Dallas Keynote Speaker

Barbra Mann Wall, PhD, RN, FAAN
Reinterpreting Nursing History

 

My paper will examine how historians’ areas of interest influence not only what we choose to study and preserve in archives but also how we look at and interpret past events. The paper will draw upon my past work on writing about a race riot in Tulsa, Oklahoma, in 1921, and will involve a reinterpretation of my earlier conclusions by telling a more inclusive narrative.It helps us to think about how Black self-empowerment and activism can be an important part of history, and it highlights how the past is still part of the present.

Barbra Mann Wall, PhD, RN, FAAN, holds the Thomas A. Saunders III Professorship in Nursing at the University of Virginia School of Nursing. She is also the Director of the Eleanor Crowder Bjoring Center for Nursing Historical Inquiry. Dr. Wall received her BS from the University of Texas at Austin and her MS in Nursing from Texas Woman’s University. She earned a PhD in History from the University of Notre Dame. Her research illustrates the gendered story of hospital establishments and the nursing profession. She has been funded by the NIH and private grants. Her award-winning book, Unlikely Entrepreneurs: Catholic Sisters and the Hospital Marketplace, 1865-1925 (Ohio State University Press, 2005), integrated history and nursing practice to inform how America’s two-tiered approach to health delivery (private and public) served a diverse American populace. Her second book, American Catholic Hospitals: A Century of Changing Markets and Missions (Rutgers University Press, 2011), analyzed the heretofore invisible role of Catholic sister nurses as leaders of the largest not-for-profit health care system in the United States and the tensions that developed as religious institutions attempted to directly shape health policies in a diverse milieu.

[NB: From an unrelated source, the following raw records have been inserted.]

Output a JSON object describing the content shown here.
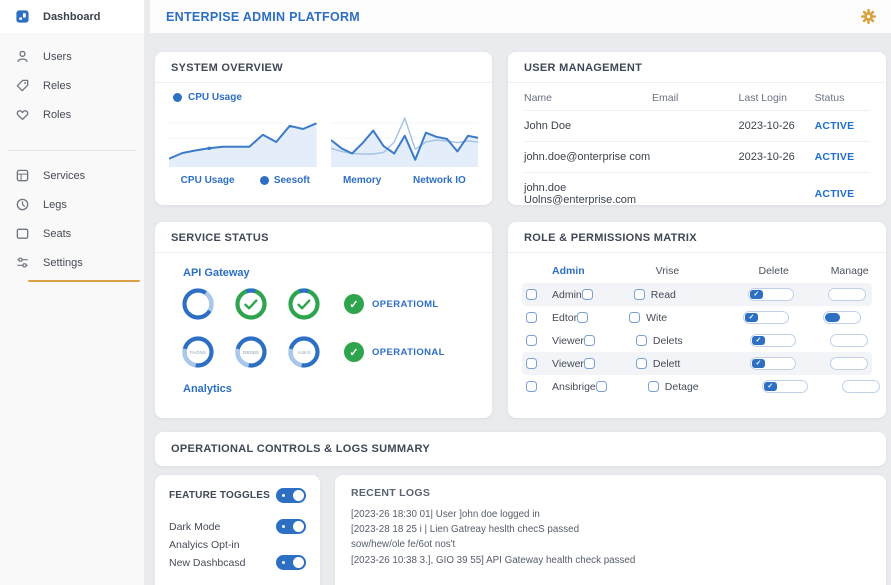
{
  "colors": {
    "accent": "#2d6fc3",
    "green": "#2ea44f",
    "gold": "#d9a23f",
    "line": "#3c7bc8",
    "light_line": "#a5c4e6",
    "area_fill": "#e4eefa",
    "active_link": "#1f6fd0",
    "background": "#e9ebee"
  },
  "header": {
    "title": "ENTERPISE ADMIN PLATFORM",
    "gear_icon": "gear-icon"
  },
  "sidebar": {
    "groups": [
      {
        "items": [
          {
            "label": "Dashboard",
            "icon": "dashboard-icon",
            "active": true
          },
          {
            "label": "Users",
            "icon": "users-icon"
          },
          {
            "label": "Reles",
            "icon": "tag-icon"
          },
          {
            "label": "Roles",
            "icon": "heart-icon"
          }
        ]
      },
      {
        "items": [
          {
            "label": "Services",
            "icon": "services-icon"
          },
          {
            "label": "Legs",
            "icon": "clock-icon"
          },
          {
            "label": "Seats",
            "icon": "panel-icon"
          },
          {
            "label": "Settings",
            "icon": "sliders-icon",
            "underline": true
          }
        ]
      }
    ]
  },
  "system_overview": {
    "title": "SYSTEM OVERVIEW",
    "legend": "CPU Usage",
    "axis_labels": [
      "CPU Usage",
      "Seesoft",
      "Memory",
      "Network IO"
    ]
  },
  "chart_data": [
    {
      "type": "area",
      "title": "CPU Usage",
      "xlabel": "",
      "ylabel": "",
      "ylim": [
        0,
        100
      ],
      "grid": true,
      "series": [
        {
          "name": "CPU Usage",
          "values": [
            16,
            27,
            32,
            36,
            39,
            39,
            39,
            62,
            48,
            79,
            73,
            84
          ]
        }
      ],
      "marker_index": 3
    },
    {
      "type": "line",
      "title": "Memory / Network IO",
      "xlabel": "",
      "ylabel": "",
      "ylim": [
        0,
        100
      ],
      "grid": true,
      "series": [
        {
          "name": "Memory",
          "values": [
            52,
            36,
            26,
            46,
            70,
            40,
            26,
            60,
            14,
            66,
            58,
            54,
            30,
            60,
            56
          ]
        },
        {
          "name": "Network IO",
          "values": [
            36,
            30,
            26,
            25,
            25,
            28,
            48,
            94,
            34,
            48,
            52,
            50,
            47,
            50,
            48
          ]
        }
      ]
    }
  ],
  "user_management": {
    "title": "USER MANAGEMENT",
    "headers": [
      "Name",
      "Email",
      "Last Login",
      "Status"
    ],
    "rows": [
      {
        "name": "John Doe",
        "email": "",
        "last_login": "2023-10-26",
        "status": "ACTIVE"
      },
      {
        "name": "john.doe@onterprise com",
        "email": "",
        "last_login": "2023-10-26",
        "status": "ACTIVE"
      },
      {
        "name": "john.doe Uolns@enterprise.com",
        "email": "",
        "last_login": "",
        "status": "ACTIVE"
      }
    ]
  },
  "service_status": {
    "title": "SERVICE STATUS",
    "top_label": "API Gateway",
    "bottom_label": "Analytics",
    "rows": [
      {
        "circles": [
          {
            "kind": "ring",
            "label": ""
          },
          {
            "kind": "check",
            "label": ""
          },
          {
            "kind": "check",
            "label": ""
          }
        ],
        "badge": "OPERATIOML"
      },
      {
        "circles": [
          {
            "kind": "label",
            "label": "FAONS"
          },
          {
            "kind": "label",
            "label": "DBSBS"
          },
          {
            "kind": "label",
            "label": "AUKS"
          }
        ],
        "badge": "OPERATIONAL"
      }
    ]
  },
  "role_matrix": {
    "title": "ROLE & PERMISSIONS MATRIX",
    "headers": {
      "role": "Admin",
      "perm": "Vrise",
      "delete": "Delete",
      "manage": "Manage"
    },
    "rows": [
      {
        "role": "Admin",
        "perm": "Read",
        "manage_on": false,
        "shaded": true
      },
      {
        "role": "Edtor",
        "perm": "Wite",
        "manage_on": true,
        "shaded": false
      },
      {
        "role": "Viewer",
        "perm": "Delets",
        "manage_on": false,
        "shaded": false
      },
      {
        "role": "Viewer",
        "perm": "Delett",
        "manage_on": false,
        "shaded": true
      },
      {
        "role": "Ansibrige",
        "perm": "Detage",
        "manage_on": false,
        "shaded": false
      }
    ]
  },
  "ops_summary": {
    "title": "OPERATIONAL CONTROLS & LOGS SUMMARY"
  },
  "feature_toggles": {
    "title": "FEATURE TOGGLES",
    "title_toggle_on": true,
    "items": [
      {
        "label": "Dark Mode",
        "toggle": true
      },
      {
        "label": "Analyics Opt-in",
        "toggle": false
      },
      {
        "label": "New Dashbcasd",
        "toggle": true
      }
    ]
  },
  "recent_logs": {
    "title": "RECENT LOGS",
    "lines": [
      "[2023-26 18:30 01| User ]ohn doe logged in",
      "[2023-28 18 25 i | Lien Gatreay heslth checS passed",
      "sow/hew/ole fe/6ot nos't",
      "[2023-26 10:38 3.], GIO 39 55] API Gateway health check passed"
    ]
  }
}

Her newest book, Into Africa: A Transnational History of Catholic Missions and Social Change (Rutgers University Press, 2015), explores the intersection of religion, medicine, gender, race, and politics in sub-Saharan Africa after World War II. This book won the Lavinia Dock Award in 2016 from the American Association for the History of Nursing and the American Journal of Nursing award for Best Book in History and Policy. She also is co-editor, with Dr. Arlene Keeling, of two books on the history of nursing in disasters: Nurses on the Front Lines: When Disasters Strike, 1878-2010 (2010); and Nurses and Disasters: Global, Historical Cases (2015); and she is the Editor-in-Chief of Health Emergency and Disaster Nursing, the official journal of the Disaster Nursing Global Leader Degree Program. Her latest book is Through the Eyes of Nursing: Educational Reform at the University of Texas School of Nursing, 1890-1989, co- written with Dr. Billye J. Brown.